Seth, podobnie jak Kendra, usiłował bronić Baśnioboru. Wielokrotnie wykazywał się sprytem i odwagą. Zmierzył się m.in. z ożywieńcem w zagajniku. Nie tylko samotnie zapuszczał się do lasu, co było surowo zabronione, ale również sprzedawał baterie satyrom. Seth został pożarty przez Ollocha Żarłocznego, na szczęście znalazł się w kokonie podarowanym Ollochowi przez Coultera. Olloch go wydalił i chłopiec w końcu zamienił się w figurkę.
Kendra stała się z kolei wróżką-krewną za sprawą pocałunków od 300 wróżek po pokonaniu Bahumata. Dzięki temu uzyskała niezwykłe zdolności: potrafiła widzieć w ciemności i rozmawiać w języku silavińskim i golbusz. Oprócz tego wróżki mogły pobierać z niej energię, a ona sama widziała magiczne stworzenia (bez użycia eliksirów) i potrafiła „ożywiać” artefakty.

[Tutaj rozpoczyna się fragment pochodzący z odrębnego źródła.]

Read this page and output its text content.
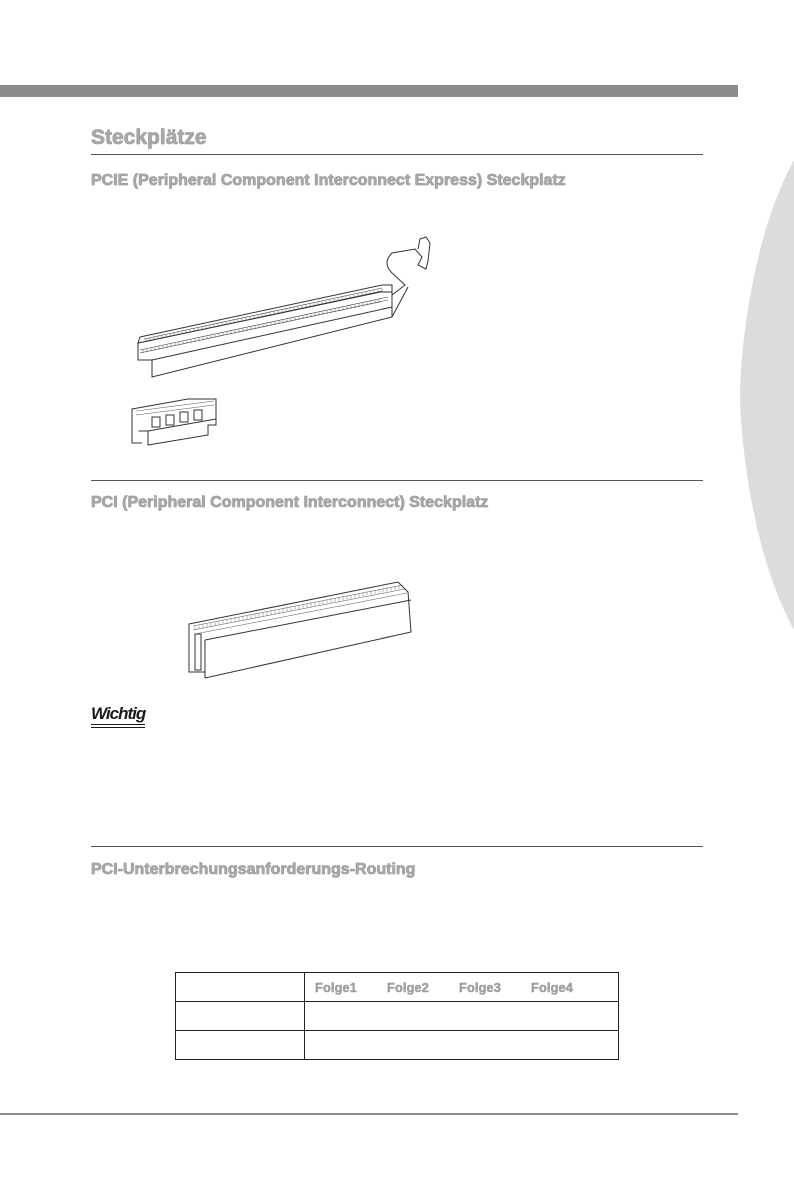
Steckplätze
PCIE (Peripheral Component Interconnect Express) Steckplatz
PCI (Peripheral Component Interconnect) Steckplatz

Wichtig

PCI-Unterbrechungsanforderungs-Routing
	Folge1 Folge2 Folge3 Folge4
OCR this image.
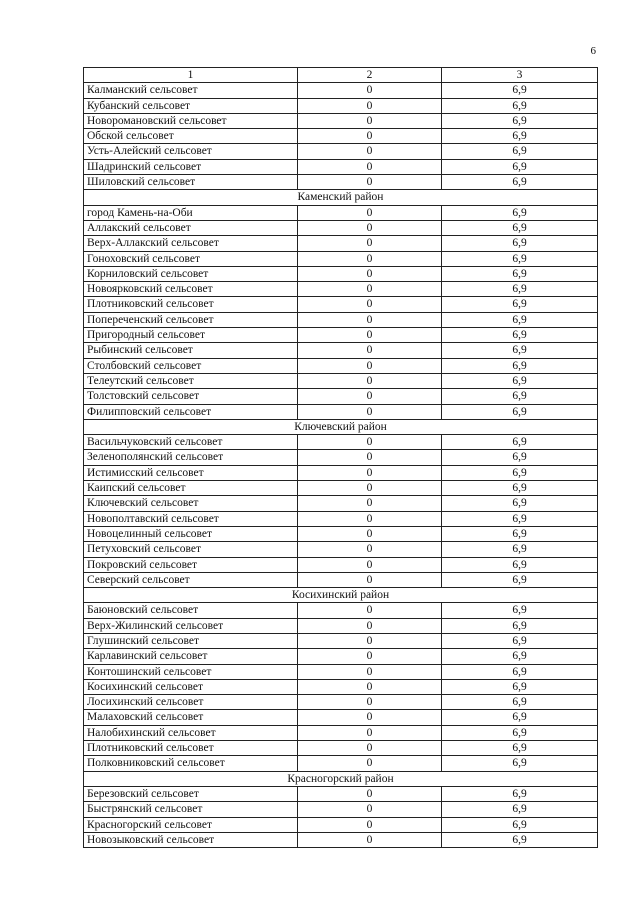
6
1	2	3
Калманский сельсовет	0	6,9
Кубанский сельсовет	0	6,9
Новороманoвский сельсовет	0	6,9
Обской сельсовет	0	6,9
Усть-Алейский сельсовет	0	6,9
Шадринский сельсовет	0	6,9
Шиловский сельсовет	0	6,9
Каменский район		
город Камень-на-Оби	0	6,9
Аллакский сельсовет	0	6,9
Верх-Аллакский сельсовет	0	6,9
Гоноховский сельсовет	0	6,9
Корниловский сельсовет	0	6,9
Новоярковский сельсовет	0	6,9
Плотниковский сельсовет	0	6,9
Попереченский сельсовет	0	6,9
Пригородный сельсовет	0	6,9
Рыбинский сельсовет	0	6,9
Столбовский сельсовет	0	6,9
Телеутский сельсовет	0	6,9
Толстовский сельсовет	0	6,9
Филипповский сельсовет	0	6,9
Ключевский район		
Васильчуковский сельсовет	0	6,9
Зеленополянский сельсовет	0	6,9
Истимисский сельсовет	0	6,9
Каипский сельсовет	0	6,9
Ключевский сельсовет	0	6,9
Новополтавский сельсовет	0	6,9
Новоцелинный сельсовет	0	6,9
Петуховский сельсовет	0	6,9
Покровский сельсовет	0	6,9
Северский сельсовет	0	6,9
Косихинский район		
Баюновский сельсовет	0	6,9
Верх-Жилинский сельсовет	0	6,9
Глушинский сельсовет	0	6,9
Карлавинский сельсовет	0	6,9
Контошинский сельсовет	0	6,9
Косихинский сельсовет	0	6,9
Лосихинский сельсовет	0	6,9
Малаховский сельсовет	0	6,9
Налобихинский сельсовет	0	6,9
Плотниковский сельсовет	0	6,9
Полковниковский сельсовет	0	6,9
Красногорский район		
Березовский сельсовет	0	6,9
Быстрянский сельсовет	0	6,9
Красногорский сельсовет	0	6,9
Новозыковский сельсовет	0	6,9
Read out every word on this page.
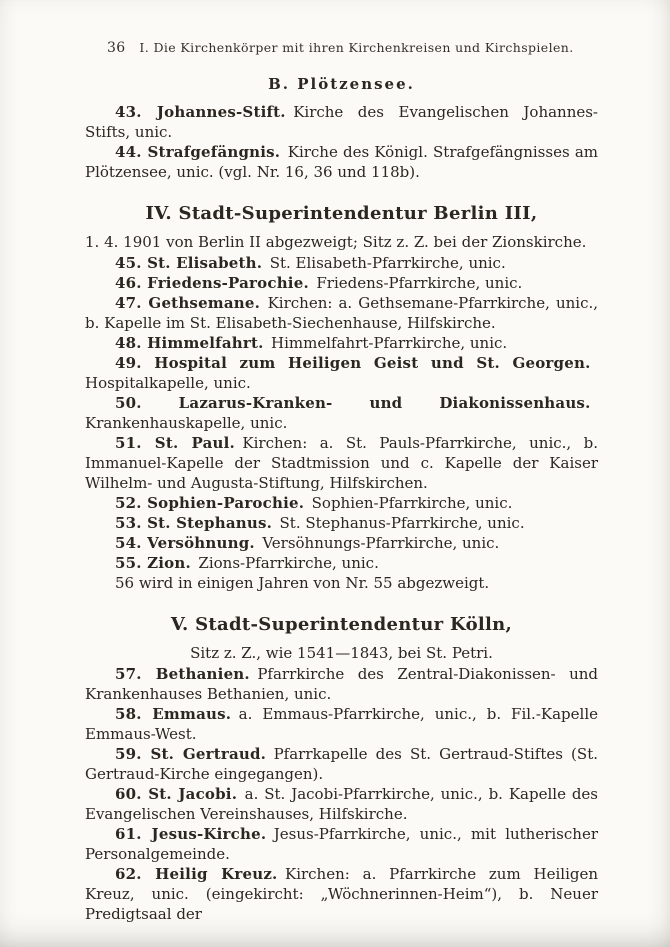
36	I. Die Kirchenkörper mit ihren Kirchenkreisen und Kirchspielen.
B. Plötzensee.

43. Johannes-Stift. Kirche des Evangelischen Johannes-Stifts, unic.

44. Strafgefängnis. Kirche des Königl. Strafgefängnisses am Plötzensee, unic. (vgl. Nr. 16, 36 und 118b).

IV. Stadt-Superintendentur Berlin III,

1. 4. 1901 von Berlin II abgezweigt; Sitz z. Z. bei der Zionskirche.

45. St. Elisabeth. St. Elisabeth-Pfarrkirche, unic.

46. Friedens-Parochie. Friedens-Pfarrkirche, unic.

47. Gethsemane. Kirchen: a. Gethsemane-Pfarrkirche, unic., b. Kapelle im St. Elisabeth-Siechenhause, Hilfskirche.

48. Himmelfahrt. Himmelfahrt-Pfarrkirche, unic.

49. Hospital zum Heiligen Geist und St. Georgen. Hospitalkapelle, unic.

50. Lazarus-Kranken- und Diakonissenhaus. Krankenhauskapelle, unic.

51. St. Paul. Kirchen: a. St. Pauls-Pfarrkirche, unic., b. Immanuel-Kapelle der Stadtmission und c. Kapelle der Kaiser Wilhelm- und Augusta-Stiftung, Hilfskirchen.

52. Sophien-Parochie. Sophien-Pfarrkirche, unic.

53. St. Stephanus. St. Stephanus-Pfarrkirche, unic.

54. Versöhnung. Versöhnungs-Pfarrkirche, unic.

55. Zion. Zions-Pfarrkirche, unic.

56 wird in einigen Jahren von Nr. 55 abgezweigt.

V. Stadt-Superintendentur Kölln,

Sitz z. Z., wie 1541—1843, bei St. Petri.

57. Bethanien. Pfarrkirche des Zentral-Diakonissen- und Krankenhauses Bethanien, unic.

58. Emmaus. a. Emmaus-Pfarrkirche, unic., b. Fil.-Kapelle Emmaus-West.

59. St. Gertraud. Pfarrkapelle des St. Gertraud-Stiftes (St. Gertraud-Kirche eingegangen).

60. St. Jacobi. a. St. Jacobi-Pfarrkirche, unic., b. Kapelle des Evangelischen Vereinshauses, Hilfskirche.

61. Jesus-Kirche. Jesus-Pfarrkirche, unic., mit lutherischer Personalgemeinde.

62. Heilig Kreuz. Kirchen: a. Pfarrkirche zum Heiligen Kreuz, unic. (eingekircht: „Wöchnerinnen-Heim“), b. Neuer Predigtsaal der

Niezwykły świat Baśnioboru urzeka swoją magicznością. Autor nie ogranicza się jedynie do ukazania czytelnikowi miejsc, gdzie panują dobre wróżki, chętne pomagające innym. W książce istnieje całkiem inny, skomplikowany świat, należący do istot zarówno dobrych, jak i złych, tych, które działają na korzyść świata, ale i tych, które reprezentują siły ciemności i złe moce. To z nimi musi zmierzyć się dwoje dzieci, które stopniowo wchodzą w ten świat i rozszyfrowują tajemnice, do tej pory tak skrzętnie przed nimi ukrywane.

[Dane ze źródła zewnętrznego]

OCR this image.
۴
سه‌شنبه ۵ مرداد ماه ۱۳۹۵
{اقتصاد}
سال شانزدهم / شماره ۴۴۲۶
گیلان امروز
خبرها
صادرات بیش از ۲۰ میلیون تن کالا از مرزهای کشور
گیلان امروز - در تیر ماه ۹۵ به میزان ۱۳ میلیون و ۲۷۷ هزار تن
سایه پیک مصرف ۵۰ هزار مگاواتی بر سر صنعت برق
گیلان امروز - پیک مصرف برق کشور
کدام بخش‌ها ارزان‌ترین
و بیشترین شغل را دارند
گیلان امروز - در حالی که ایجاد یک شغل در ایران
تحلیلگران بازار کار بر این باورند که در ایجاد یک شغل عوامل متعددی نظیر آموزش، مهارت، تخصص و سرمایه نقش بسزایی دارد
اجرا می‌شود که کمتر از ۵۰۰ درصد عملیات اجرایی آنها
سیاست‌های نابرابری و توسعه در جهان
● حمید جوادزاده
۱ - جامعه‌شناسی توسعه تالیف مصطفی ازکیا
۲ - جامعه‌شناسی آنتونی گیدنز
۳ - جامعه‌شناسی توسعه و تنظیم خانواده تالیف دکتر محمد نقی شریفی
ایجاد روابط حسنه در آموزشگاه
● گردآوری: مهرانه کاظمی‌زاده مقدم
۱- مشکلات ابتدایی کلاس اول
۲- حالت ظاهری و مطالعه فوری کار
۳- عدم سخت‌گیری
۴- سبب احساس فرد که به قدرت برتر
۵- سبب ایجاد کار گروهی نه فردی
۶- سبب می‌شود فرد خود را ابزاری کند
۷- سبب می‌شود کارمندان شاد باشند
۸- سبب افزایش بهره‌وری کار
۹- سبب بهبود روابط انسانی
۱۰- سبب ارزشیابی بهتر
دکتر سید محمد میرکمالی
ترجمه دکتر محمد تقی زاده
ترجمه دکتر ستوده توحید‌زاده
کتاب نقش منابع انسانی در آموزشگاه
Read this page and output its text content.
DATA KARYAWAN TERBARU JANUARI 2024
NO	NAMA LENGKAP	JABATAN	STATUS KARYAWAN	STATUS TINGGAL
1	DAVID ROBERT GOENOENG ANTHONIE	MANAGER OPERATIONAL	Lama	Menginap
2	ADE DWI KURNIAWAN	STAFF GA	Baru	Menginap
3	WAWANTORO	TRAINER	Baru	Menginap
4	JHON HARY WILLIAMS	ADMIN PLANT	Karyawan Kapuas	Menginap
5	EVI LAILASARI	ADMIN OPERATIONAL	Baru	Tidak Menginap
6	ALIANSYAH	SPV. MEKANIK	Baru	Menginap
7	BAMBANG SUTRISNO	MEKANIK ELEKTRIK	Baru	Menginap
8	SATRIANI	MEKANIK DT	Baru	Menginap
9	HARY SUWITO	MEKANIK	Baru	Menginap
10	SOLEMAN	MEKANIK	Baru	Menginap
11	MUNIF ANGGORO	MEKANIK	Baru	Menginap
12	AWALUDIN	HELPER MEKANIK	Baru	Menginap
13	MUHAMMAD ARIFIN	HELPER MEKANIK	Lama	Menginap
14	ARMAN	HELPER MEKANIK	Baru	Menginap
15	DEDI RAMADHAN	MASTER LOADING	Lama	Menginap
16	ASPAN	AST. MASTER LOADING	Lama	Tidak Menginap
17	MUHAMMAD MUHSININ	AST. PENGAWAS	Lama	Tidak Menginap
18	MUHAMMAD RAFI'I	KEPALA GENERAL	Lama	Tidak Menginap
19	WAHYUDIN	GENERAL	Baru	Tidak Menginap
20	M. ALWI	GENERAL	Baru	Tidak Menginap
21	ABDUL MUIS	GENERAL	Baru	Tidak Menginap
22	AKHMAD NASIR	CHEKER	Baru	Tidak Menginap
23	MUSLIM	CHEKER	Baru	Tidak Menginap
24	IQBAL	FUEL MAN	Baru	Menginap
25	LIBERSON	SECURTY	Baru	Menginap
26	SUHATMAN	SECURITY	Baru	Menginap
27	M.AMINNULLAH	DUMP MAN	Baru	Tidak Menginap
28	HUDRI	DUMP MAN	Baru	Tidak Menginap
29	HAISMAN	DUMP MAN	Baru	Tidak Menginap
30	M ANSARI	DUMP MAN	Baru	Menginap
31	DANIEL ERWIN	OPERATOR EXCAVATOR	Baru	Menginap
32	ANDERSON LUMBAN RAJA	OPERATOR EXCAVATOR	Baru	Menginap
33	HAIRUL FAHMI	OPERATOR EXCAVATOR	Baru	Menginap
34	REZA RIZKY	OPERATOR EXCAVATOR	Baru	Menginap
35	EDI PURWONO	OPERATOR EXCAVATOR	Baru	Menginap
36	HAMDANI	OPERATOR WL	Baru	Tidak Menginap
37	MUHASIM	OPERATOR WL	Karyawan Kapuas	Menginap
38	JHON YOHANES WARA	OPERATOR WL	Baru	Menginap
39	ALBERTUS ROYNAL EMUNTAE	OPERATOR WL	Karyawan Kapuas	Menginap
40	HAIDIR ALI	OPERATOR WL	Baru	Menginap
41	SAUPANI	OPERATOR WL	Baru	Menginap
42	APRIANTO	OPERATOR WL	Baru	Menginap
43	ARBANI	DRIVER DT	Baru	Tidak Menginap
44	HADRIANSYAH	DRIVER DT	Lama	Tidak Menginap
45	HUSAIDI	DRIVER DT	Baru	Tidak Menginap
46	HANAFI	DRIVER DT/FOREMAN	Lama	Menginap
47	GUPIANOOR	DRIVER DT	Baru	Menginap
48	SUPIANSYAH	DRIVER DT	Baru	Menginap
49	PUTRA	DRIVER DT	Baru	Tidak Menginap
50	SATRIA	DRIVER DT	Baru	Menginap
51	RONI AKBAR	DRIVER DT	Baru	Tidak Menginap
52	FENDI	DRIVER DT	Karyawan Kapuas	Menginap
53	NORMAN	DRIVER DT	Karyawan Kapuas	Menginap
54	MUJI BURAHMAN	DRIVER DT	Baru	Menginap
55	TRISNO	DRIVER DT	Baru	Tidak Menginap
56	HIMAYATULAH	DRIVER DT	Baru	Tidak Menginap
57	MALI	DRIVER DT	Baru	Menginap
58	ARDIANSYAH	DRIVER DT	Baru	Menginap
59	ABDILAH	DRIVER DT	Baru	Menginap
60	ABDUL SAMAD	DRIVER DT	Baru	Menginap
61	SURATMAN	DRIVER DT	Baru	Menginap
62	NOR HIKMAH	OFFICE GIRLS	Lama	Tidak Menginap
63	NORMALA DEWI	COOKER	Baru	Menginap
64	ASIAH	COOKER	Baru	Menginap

Fantastyczny świat Baśnioboru okazuje się niezwykle przemyślany – wszystko ma tu swoje miejsce. To tutaj toczy się walka między dobrem i złem, w której uczestniczą młodzi bohaterowie, na których barki spada odpowiedzialność za losy nie tylko magicznego rezerwatu, ale i całego świata.